Keith Gersbach

Personal information
- Full name: Keith Gersbach
- Born: 1 March 1924 Penrith, New South Wales, Australia
- Died: 26 June 2015 (aged 91) St Marys, New South Wales, Australia

Playing information
- Position: Wing
Club
| Years | Team | Pld | T | G | FG | P |
| 1945–46 | Canterbury-Bankstown | 16 | 7 | 0 | 0 | 21 |
| 1947–48 | Parramatta | 24 | 12 | 0 | 0 | 36 |
|  | Total | 40 | 19 | 0 | 0 | 57 |
- Source:

= Keith Gersbach =

Australian rugby league footballer

Keith Gersbach (1924-2015) nicknamed "The Colonel" was an Australian rugby league footballer who played in the 1940s. He played for Canterbury-Bankstown and Parramatta as a winger.

==Playing career==
Gersbach grew up in the Penrith district and played his junior rugby league with St Mary's. Gersbach then served in World War 2 at New Guinea and returned home after suffering from malaria. He later joined Canterbury-Bankstown in 1945 making his debut against Balmain. Gersbach spent two seasons at Canterbury and mainly played in reserve grade before joining newly admitted side Parramatta in 1947. Gersbach was signed as the highest paid player in the new team earning 108 pounds a season.

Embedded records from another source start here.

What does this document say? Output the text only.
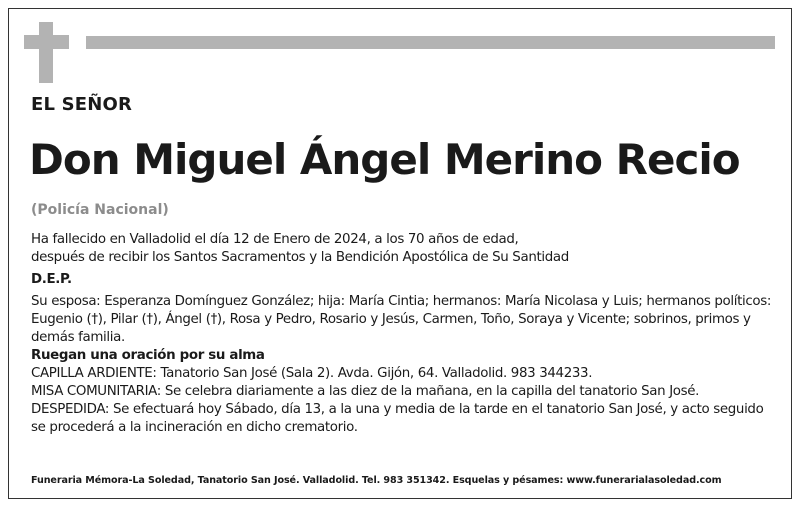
EL SEÑOR
Don Miguel Ángel Merino Recio
(Policía Nacional)

Ha fallecido en Valladolid el día 12 de Enero de 2024, a los 70 años de edad,

después de recibir los Santos Sacramentos y la Bendición Apostólica de Su Santidad

D.E.P.

Su esposa: Esperanza Domínguez González; hija: María Cintia; hermanos: María Nicolasa y Luis; hermanos políticos: Eugenio (†), Pilar (†), Ángel (†), Rosa y Pedro, Rosario y Jesús, Carmen, Toño, Soraya y Vicente; sobrinos, primos y demás familia.

Ruegan una oración por su alma

CAPILLA ARDIENTE: Tanatorio San José (Sala 2). Avda. Gijón, 64. Valladolid. 983 344233.

MISA COMUNITARIA: Se celebra diariamente a las diez de la mañana, en la capilla del tanatorio San José.

DESPEDIDA: Se efectuará hoy Sábado, día 13, a la una y media de la tarde en el tanatorio San José, y acto seguido se procederá a la incineración en dicho crematorio.

Funeraria Mémora-La Soledad, Tanatorio San José. Valladolid. Tel. 983 351342. Esquelas y pésames: www.funerarialasoledad.com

Gersbach played in Parramatta's first ever game on 12 April 1947 against Newtown at Cumberland Oval with the match finishing in a 34-12 defeat. Parramatta went on to finish last in their inaugural year but Gersbach did finish as top try scorer. Gersbach played on for another season in 1948 but left the club at the end of the year and retired.